The council says the plant, which is part of the council's household waste management scheme, will divert 300,000 tonnes of waste from landfill and generate electricity to power 24,000 homes.
Waste minister Joan Ruddock welcomed the plans, saying: "Staffordshire's waste plans have important contributions to make on minimisation, recycling and waste diversion.
"A combination of these activities is essential if we are to be successful in our drive to tackle climate change.
"I am pleased to see the authority pursuing an ambitious solution which can achieve major carbon benefits."
The council is considering building a combined heat and power (CHP) plant to help it hit a recycling and composting rate of 55% by 2020 - 5% above the national target.

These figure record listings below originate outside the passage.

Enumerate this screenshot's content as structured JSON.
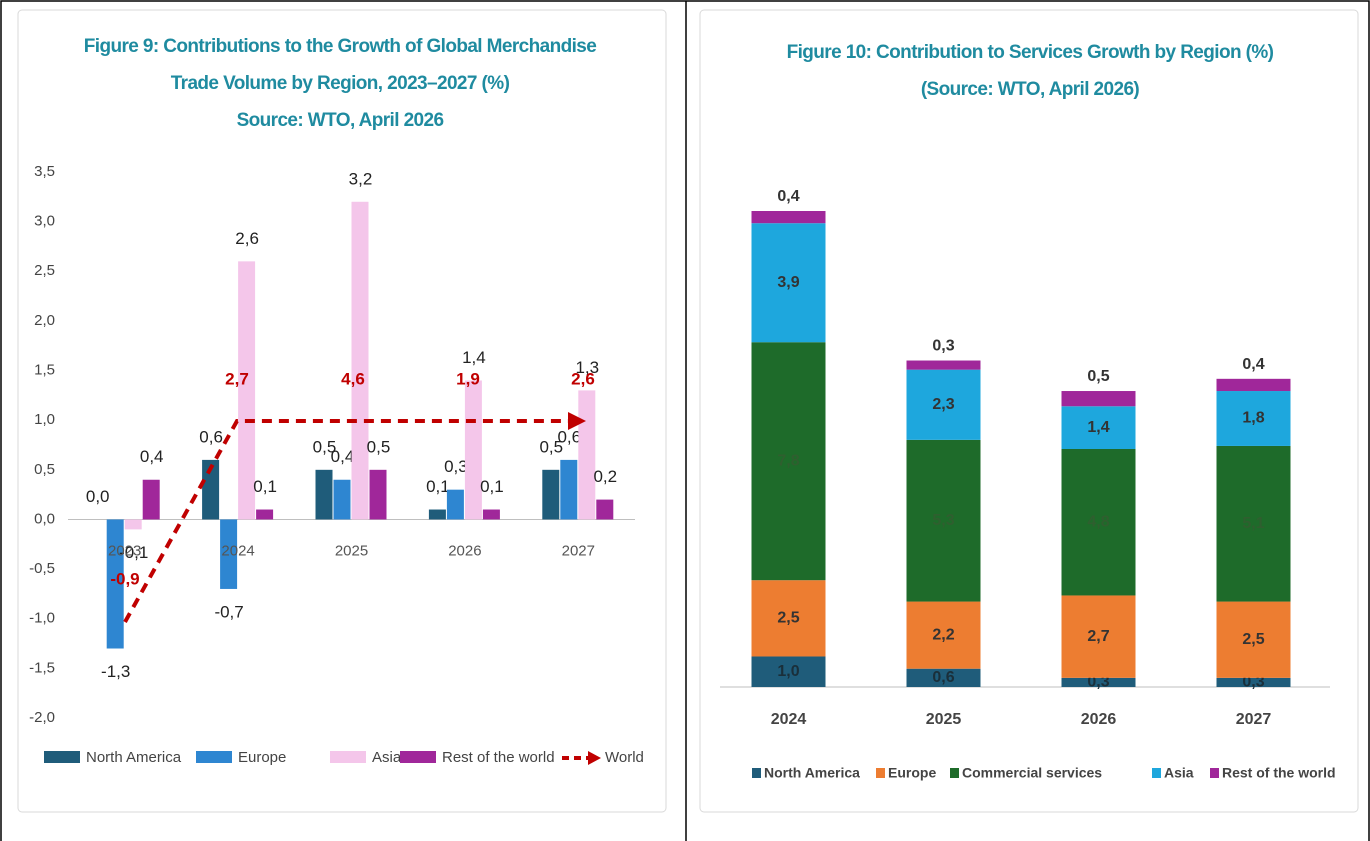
{
  "chart_data": [
    {
      "type": "bar",
      "title": "Figure 9: Contributions to the Growth of Global Merchandise Trade Volume by Region, 2023–2027 (%)",
      "subtitle": "Source: WTO, April 2026",
      "categories": [
        "2023",
        "2024",
        "2025",
        "2026",
        "2027"
      ],
      "ylim": [
        -2,
        3.5
      ],
      "yticks": [
        {
          "value": -2,
          "label": "-2,0"
        },
        {
          "value": -1.5,
          "label": "-1,5"
        },
        {
          "value": -1,
          "label": "-1,0"
        },
        {
          "value": -0.5,
          "label": "-0,5"
        },
        {
          "value": 0,
          "label": "0,0"
        },
        {
          "value": 0.5,
          "label": "0,5"
        },
        {
          "value": 1,
          "label": "1,0"
        },
        {
          "value": 1.5,
          "label": "1,5"
        },
        {
          "value": 2,
          "label": "2,0"
        },
        {
          "value": 2.5,
          "label": "2,5"
        },
        {
          "value": 3,
          "label": "3,0"
        },
        {
          "value": 3.5,
          "label": "3,5"
        }
      ],
      "grid": false,
      "series": [
        {
          "name": "North America",
          "color": "#1f5c7a",
          "values": [
            0.0,
            0.6,
            0.5,
            0.1,
            0.5
          ],
          "value_labels": [
            "0,0",
            "0,6",
            "0,5",
            "0,1",
            "0,5"
          ]
        },
        {
          "name": "Europe",
          "color": "#2e86d1",
          "values": [
            -1.3,
            -0.7,
            0.4,
            0.3,
            0.6
          ],
          "value_labels": [
            "-1,3",
            "-0,7",
            "0,4",
            "0,3",
            "0,6"
          ]
        },
        {
          "name": "Asia",
          "color": "#f4c6ea",
          "values": [
            -0.1,
            2.6,
            3.2,
            1.4,
            1.3
          ],
          "value_labels": [
            "-0,1",
            "2,6",
            "3,2",
            "1,4",
            "1,3"
          ]
        },
        {
          "name": "Rest of the world",
          "color": "#a0279a",
          "values": [
            0.4,
            0.1,
            0.5,
            0.1,
            0.2
          ],
          "value_labels": [
            "0,4",
            "0,1",
            "0,5",
            "0,1",
            "0,2"
          ]
        }
      ],
      "world": {
        "name": "World",
        "color": "#c00000",
        "values": [
          -0.9,
          2.7,
          4.6,
          1.9,
          2.6
        ],
        "value_labels": [
          "-0,9",
          "2,7",
          "4,6",
          "1,9",
          "2,6"
        ]
      }
    },
    {
      "type": "stacked_bar",
      "title": "Figure 10: Contribution to Services Growth by Region (%)",
      "subtitle": "(Source: WTO, April 2026)",
      "categories": [
        "2024",
        "2025",
        "2026",
        "2027"
      ],
      "series": [
        {
          "name": "North America",
          "color": "#1f5c7a",
          "values": [
            1.0,
            0.6,
            0.3,
            0.3
          ],
          "value_labels": [
            "1,0",
            "0,6",
            "0,3",
            "0,3"
          ]
        },
        {
          "name": "Europe",
          "color": "#ed7d31",
          "values": [
            2.5,
            2.2,
            2.7,
            2.5
          ],
          "value_labels": [
            "2,5",
            "2,2",
            "2,7",
            "2,5"
          ]
        },
        {
          "name": "Commercial services",
          "color": "#1e6b2a",
          "values": [
            7.8,
            5.3,
            4.8,
            5.1
          ],
          "value_labels": [
            "7,8",
            "5,3",
            "4,8",
            "5,1"
          ]
        },
        {
          "name": "Asia",
          "color": "#1ea7dd",
          "values": [
            3.9,
            2.3,
            1.4,
            1.8
          ],
          "value_labels": [
            "3,9",
            "2,3",
            "1,4",
            "1,8"
          ]
        },
        {
          "name": "Rest of the world",
          "color": "#a0279a",
          "values": [
            0.4,
            0.3,
            0.5,
            0.4
          ],
          "value_labels": [
            "0,4",
            "0,3",
            "0,5",
            "0,4"
          ]
        }
      ]
    }
  ]
}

It could make net carbon savings of 47,000 tonnes in 2019-2020 compared with today rising to 56,000 if the council delivers CHP from the operation.
Councillor John Taylor, county council leader, said: "This cash means we can deliver the maximum benefits for the people of Staffordshire with the minimum possible costs to the council tax payer.
"We can maximise recycling, reduce unpopular landfill operations and generate energy."
The council will now advertise in the Official Journal of the European Union for potential bidders for the project.
Plans for Staffordshire's waste-to-energy plant have been lodged with the planning authority and are open for comment until the end of the summer.
More details on the project can be found here.
Meanwhile, DEFRA has also given £73.5m to the South Tyne and Wear Waste Partnership to develop a waste treatment plant.
The partnership deals with the waste from Gateshead, South Tyneside and Sunderland councils.